As part of our efforts to continuously improve our employee experience, today we shared the results of our annual internal Tech Survey. These results are sent to builders across the company in technical job families who shared their experience, ability to innovate, and culture of customer obsession as part of the survey. The effort is driven by developers, for developers, and has been a part of Amazon’s builder culture for 16 years.
The survey was again administered this year by the Amazon Software Builder Experience (ASBX) team, led by ASBX VP Eric Docktor, who shared the following email with employees today.
Teams,
I’m pleased to announce that the results of the 2023 Amazon Tech Survey are now available. The survey seeks input from employees in the Science, Technology, and Engineering communities and, for the second year, was administered by the Amazon Software Builder Experience team (ASBX). ASBX was formed last year with the primary goal of making it easier for you to build, every day, and the survey is a tool we make available to you to help you make the right investments for your teams.
We’re excited to be making progress across a number of dimensions to help improve your builder experience. For example, builders reported that mean hours spent on undifferentiated tasks went down by 15%. Mean hours lost to unblocking failed tests reduced by 10%. And we’ve improved the flow of Pipelines both with improvements to our tools to address reasons why Pipelines stop, as well as highlighted for you what you can do to improve your Pipeline flow. As a result, Pipeline Operator Interventions—a measure of how many times you have to unstick a stuck deployment Pipeline—are down over 30% this year. We’ve also studied sev2s tickets and found many were being created without any real action needed, and by removing these extraneous tickets and escalations, total sev2 tickets across the company is down over 20% this year.
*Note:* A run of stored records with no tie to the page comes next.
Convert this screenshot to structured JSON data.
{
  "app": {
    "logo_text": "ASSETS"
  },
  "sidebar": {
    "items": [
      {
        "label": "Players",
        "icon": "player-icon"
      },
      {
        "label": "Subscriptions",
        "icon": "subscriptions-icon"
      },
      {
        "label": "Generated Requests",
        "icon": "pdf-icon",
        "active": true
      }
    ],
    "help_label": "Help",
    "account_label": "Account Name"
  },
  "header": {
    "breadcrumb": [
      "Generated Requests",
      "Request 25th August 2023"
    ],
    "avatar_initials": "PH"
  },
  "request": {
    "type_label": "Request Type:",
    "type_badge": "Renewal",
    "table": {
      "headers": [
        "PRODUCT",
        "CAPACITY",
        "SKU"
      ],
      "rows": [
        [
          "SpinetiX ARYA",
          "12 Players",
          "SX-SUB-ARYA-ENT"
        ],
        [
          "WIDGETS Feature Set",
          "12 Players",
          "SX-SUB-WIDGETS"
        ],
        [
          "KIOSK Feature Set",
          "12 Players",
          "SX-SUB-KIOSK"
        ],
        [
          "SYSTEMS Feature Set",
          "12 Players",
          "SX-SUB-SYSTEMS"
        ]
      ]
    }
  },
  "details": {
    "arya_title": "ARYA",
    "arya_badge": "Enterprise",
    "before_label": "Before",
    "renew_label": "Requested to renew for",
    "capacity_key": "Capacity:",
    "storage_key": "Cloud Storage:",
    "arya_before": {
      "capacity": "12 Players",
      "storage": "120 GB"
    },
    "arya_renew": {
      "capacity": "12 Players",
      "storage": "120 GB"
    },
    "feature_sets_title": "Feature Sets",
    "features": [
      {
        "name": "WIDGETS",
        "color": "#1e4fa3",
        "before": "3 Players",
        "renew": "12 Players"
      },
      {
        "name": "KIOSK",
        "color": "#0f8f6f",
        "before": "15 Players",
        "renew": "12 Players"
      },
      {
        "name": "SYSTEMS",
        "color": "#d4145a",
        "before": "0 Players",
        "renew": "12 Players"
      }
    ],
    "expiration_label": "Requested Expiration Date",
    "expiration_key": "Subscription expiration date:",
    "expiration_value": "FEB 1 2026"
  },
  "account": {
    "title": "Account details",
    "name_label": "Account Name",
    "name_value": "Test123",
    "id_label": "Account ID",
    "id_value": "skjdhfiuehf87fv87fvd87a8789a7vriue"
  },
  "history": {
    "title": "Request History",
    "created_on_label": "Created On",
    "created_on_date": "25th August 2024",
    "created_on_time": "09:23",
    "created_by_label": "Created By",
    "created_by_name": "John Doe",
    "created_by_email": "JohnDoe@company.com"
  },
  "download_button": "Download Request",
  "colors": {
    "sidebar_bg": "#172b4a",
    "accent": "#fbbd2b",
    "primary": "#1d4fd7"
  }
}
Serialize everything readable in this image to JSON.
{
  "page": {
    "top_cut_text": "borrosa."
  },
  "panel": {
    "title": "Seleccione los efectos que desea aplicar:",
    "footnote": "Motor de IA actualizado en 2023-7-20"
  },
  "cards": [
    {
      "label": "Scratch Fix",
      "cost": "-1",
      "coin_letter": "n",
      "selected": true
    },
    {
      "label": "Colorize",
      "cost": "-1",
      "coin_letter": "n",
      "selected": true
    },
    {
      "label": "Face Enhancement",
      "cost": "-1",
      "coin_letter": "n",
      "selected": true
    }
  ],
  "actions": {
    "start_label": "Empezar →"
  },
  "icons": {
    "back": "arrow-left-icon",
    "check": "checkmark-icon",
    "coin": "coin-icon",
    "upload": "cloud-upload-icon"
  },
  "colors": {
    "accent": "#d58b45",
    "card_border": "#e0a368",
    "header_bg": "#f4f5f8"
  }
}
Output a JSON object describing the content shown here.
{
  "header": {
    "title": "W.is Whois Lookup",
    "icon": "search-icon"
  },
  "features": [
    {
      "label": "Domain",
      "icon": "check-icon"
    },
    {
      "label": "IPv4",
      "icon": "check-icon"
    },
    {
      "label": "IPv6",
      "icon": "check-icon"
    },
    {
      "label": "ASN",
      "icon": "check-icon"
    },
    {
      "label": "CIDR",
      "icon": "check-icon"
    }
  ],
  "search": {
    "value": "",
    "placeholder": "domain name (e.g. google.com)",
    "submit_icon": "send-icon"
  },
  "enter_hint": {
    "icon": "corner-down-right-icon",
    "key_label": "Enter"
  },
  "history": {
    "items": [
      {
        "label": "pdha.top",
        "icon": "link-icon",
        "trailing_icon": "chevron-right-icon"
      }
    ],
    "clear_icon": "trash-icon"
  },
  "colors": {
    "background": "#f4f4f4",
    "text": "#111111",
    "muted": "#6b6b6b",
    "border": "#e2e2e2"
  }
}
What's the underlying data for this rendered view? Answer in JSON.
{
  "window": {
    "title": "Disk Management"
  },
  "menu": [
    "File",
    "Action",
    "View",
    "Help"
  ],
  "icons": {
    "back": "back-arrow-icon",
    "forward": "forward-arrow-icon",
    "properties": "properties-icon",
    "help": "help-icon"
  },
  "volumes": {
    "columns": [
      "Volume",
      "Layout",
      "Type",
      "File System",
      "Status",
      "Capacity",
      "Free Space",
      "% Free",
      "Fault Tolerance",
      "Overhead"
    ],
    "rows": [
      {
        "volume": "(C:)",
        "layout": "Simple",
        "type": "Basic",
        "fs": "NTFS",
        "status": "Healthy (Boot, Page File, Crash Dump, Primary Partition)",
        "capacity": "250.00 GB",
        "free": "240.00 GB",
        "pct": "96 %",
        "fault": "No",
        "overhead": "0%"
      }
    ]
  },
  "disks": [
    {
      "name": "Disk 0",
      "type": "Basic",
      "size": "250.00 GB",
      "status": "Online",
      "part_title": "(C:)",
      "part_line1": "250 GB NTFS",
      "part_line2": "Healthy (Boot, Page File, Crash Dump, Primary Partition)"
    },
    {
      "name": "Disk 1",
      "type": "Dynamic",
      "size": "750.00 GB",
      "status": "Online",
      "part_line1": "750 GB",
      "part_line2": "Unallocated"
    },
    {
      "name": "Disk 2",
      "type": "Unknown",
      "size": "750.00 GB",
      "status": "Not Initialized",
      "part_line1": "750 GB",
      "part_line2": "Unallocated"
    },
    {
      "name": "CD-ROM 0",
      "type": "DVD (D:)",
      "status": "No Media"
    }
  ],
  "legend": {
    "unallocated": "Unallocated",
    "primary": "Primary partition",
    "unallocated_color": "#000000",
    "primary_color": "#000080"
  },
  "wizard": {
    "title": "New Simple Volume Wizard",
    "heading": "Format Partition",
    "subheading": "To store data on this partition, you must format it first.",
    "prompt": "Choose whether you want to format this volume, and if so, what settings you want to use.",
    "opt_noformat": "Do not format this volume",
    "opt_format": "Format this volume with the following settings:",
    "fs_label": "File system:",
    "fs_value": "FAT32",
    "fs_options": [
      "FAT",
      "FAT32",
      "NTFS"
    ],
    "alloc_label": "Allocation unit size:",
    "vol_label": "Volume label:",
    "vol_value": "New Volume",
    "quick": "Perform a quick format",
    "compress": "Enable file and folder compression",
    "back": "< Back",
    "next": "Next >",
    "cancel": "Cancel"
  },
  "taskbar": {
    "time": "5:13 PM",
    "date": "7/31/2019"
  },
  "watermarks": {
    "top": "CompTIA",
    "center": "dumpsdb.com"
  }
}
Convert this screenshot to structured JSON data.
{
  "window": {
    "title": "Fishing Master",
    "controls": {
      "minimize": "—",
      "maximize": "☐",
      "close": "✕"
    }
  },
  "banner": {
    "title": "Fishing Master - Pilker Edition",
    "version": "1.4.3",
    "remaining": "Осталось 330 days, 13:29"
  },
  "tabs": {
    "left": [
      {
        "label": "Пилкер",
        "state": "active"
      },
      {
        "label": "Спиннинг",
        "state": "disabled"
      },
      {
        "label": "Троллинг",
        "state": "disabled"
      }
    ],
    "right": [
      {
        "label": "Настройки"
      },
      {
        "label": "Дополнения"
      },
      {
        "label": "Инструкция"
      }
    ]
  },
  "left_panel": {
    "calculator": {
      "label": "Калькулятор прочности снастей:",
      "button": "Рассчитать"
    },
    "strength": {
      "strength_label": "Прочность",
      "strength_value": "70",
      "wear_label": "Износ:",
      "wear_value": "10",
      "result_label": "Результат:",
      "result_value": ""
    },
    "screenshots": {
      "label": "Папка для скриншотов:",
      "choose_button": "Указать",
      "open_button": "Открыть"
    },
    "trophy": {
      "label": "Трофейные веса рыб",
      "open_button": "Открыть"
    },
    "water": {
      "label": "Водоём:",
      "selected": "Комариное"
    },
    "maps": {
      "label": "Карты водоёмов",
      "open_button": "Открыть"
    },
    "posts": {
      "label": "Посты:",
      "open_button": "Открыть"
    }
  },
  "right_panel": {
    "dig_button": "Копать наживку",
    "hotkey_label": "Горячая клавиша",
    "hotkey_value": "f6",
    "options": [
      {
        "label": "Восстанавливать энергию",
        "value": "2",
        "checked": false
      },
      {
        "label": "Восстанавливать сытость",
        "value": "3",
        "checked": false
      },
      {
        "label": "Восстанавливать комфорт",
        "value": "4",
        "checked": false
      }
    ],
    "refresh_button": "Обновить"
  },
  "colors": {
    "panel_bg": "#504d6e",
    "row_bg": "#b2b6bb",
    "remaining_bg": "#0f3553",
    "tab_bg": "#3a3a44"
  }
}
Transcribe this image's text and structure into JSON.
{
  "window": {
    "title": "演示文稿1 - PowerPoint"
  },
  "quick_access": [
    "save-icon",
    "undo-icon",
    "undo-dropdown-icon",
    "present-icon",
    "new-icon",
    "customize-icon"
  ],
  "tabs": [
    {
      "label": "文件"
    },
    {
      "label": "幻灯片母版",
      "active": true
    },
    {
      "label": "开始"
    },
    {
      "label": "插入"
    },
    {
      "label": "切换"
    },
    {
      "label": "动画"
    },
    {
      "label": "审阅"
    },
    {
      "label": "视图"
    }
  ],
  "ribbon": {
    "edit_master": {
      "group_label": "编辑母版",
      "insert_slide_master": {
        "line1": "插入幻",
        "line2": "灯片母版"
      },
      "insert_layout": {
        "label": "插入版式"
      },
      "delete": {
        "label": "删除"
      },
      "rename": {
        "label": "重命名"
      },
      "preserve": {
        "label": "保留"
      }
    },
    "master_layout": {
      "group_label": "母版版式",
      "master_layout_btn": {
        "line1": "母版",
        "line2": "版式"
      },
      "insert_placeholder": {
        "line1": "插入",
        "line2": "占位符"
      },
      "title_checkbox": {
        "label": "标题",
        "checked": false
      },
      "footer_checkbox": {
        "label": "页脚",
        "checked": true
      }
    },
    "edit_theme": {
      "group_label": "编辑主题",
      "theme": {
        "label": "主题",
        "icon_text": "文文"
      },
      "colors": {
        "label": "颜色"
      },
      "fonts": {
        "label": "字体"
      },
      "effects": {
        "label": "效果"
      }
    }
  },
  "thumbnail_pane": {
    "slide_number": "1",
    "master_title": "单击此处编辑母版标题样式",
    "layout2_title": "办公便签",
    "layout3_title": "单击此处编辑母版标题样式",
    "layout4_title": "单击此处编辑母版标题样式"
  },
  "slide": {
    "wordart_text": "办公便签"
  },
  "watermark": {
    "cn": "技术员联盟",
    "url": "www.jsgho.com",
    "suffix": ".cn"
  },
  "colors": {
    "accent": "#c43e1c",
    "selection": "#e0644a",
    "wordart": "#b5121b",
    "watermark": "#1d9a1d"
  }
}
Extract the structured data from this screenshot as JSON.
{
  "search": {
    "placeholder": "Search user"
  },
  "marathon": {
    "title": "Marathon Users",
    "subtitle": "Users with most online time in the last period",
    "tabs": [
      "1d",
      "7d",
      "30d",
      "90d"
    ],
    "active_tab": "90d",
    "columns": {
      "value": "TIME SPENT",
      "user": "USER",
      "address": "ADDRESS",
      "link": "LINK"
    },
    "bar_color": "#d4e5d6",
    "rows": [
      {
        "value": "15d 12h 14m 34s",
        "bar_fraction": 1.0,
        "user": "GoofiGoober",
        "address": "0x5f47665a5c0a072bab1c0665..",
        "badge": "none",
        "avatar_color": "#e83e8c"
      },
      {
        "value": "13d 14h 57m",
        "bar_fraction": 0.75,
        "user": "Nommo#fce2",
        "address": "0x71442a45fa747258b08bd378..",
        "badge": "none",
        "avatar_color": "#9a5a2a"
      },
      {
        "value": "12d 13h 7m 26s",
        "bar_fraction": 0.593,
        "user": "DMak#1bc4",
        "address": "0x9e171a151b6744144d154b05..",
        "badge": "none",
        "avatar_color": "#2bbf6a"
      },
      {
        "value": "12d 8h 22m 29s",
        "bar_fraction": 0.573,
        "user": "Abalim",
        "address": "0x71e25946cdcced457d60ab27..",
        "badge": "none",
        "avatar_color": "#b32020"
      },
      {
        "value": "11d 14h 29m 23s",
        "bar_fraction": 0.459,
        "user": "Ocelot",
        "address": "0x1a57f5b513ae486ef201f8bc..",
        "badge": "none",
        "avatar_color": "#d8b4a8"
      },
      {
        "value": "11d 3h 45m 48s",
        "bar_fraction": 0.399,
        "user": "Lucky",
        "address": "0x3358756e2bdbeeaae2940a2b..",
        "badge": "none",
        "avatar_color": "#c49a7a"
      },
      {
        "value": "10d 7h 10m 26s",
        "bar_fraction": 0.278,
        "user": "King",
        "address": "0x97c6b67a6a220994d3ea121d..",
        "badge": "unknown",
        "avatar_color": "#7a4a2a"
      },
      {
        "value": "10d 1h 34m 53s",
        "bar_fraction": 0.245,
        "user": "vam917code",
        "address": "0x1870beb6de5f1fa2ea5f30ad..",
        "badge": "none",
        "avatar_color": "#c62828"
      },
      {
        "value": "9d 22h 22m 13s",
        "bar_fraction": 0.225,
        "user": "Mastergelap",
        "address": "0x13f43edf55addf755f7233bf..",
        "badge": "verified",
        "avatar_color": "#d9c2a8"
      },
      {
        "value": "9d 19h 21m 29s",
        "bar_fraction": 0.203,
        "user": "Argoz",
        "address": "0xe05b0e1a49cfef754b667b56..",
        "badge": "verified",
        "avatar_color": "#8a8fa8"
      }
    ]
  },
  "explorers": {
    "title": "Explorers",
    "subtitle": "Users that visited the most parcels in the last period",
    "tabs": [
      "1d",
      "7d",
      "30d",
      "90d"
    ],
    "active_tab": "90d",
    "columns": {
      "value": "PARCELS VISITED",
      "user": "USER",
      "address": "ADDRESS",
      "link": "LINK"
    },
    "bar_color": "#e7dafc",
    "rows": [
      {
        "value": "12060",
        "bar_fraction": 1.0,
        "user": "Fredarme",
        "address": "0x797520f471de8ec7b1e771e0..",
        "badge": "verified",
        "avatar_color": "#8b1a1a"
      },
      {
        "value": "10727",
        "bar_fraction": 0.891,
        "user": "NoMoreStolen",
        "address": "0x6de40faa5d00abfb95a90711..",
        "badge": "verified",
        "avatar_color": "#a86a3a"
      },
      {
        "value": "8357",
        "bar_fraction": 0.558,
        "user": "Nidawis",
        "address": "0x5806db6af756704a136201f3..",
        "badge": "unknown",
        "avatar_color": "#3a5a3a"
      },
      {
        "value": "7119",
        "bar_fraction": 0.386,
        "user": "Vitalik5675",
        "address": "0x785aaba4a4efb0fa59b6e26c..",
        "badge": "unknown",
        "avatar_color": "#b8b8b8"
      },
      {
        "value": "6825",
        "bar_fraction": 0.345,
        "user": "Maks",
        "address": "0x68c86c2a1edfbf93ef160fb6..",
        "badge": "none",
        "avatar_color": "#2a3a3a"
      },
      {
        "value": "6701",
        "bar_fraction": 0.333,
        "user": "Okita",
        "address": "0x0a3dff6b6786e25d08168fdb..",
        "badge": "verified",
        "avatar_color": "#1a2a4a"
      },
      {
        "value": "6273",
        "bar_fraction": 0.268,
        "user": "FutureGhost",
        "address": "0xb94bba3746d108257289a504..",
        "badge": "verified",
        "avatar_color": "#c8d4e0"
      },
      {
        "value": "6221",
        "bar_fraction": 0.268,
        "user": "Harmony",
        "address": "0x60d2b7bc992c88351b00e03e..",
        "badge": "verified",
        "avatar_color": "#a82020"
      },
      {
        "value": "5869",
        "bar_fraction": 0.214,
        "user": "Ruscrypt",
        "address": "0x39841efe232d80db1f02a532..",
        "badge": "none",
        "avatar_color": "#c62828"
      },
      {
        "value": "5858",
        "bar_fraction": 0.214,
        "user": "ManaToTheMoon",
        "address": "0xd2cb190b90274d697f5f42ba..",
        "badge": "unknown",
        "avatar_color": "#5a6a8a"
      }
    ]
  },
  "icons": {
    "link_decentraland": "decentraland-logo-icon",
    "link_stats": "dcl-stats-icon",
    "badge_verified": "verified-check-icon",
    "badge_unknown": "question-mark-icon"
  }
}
Though we know we still have significant work to do, this is the right direction for these metrics and reflects the work you and your teams have done to improve the builder experience, as well as the effectiveness of some of the work we’ve undertaken on your behalf in the ASBX team.
We work hard each year to improve the Tech Survey to make it a valuable tool. Last year, for the first time, we released benchmarking tools to help managers better navigate through the data by pointing out the most important and actionable information about their organizations, and we got positive feedback that this helped improve usability of the Tech Survey. Based on that feedback, we’ve decided this year to further improve our benchmarking tools, and provide them for everyone. We’ve built a new benchmarking score that you can use to compare your team to those with similar characteristics to your own. We think this is a better comparison to draw actionable insights than comparing to larger, more heterogeneous organizations because we know that teams with different types of technology, constraints, and missions will see different results. With that in mind, we no longer support comparisons to larger organizations. This gives everyone a more relevant and actionable basis for learning, reflecting what we believe to be the strongest application of the Tech Survey data.
We hope you find these changes to the Tech Survey helpful for your organization, and we look forward to hearing about your findings and experiences. Your contributions are valuable to us as we shape the overall builder experience together.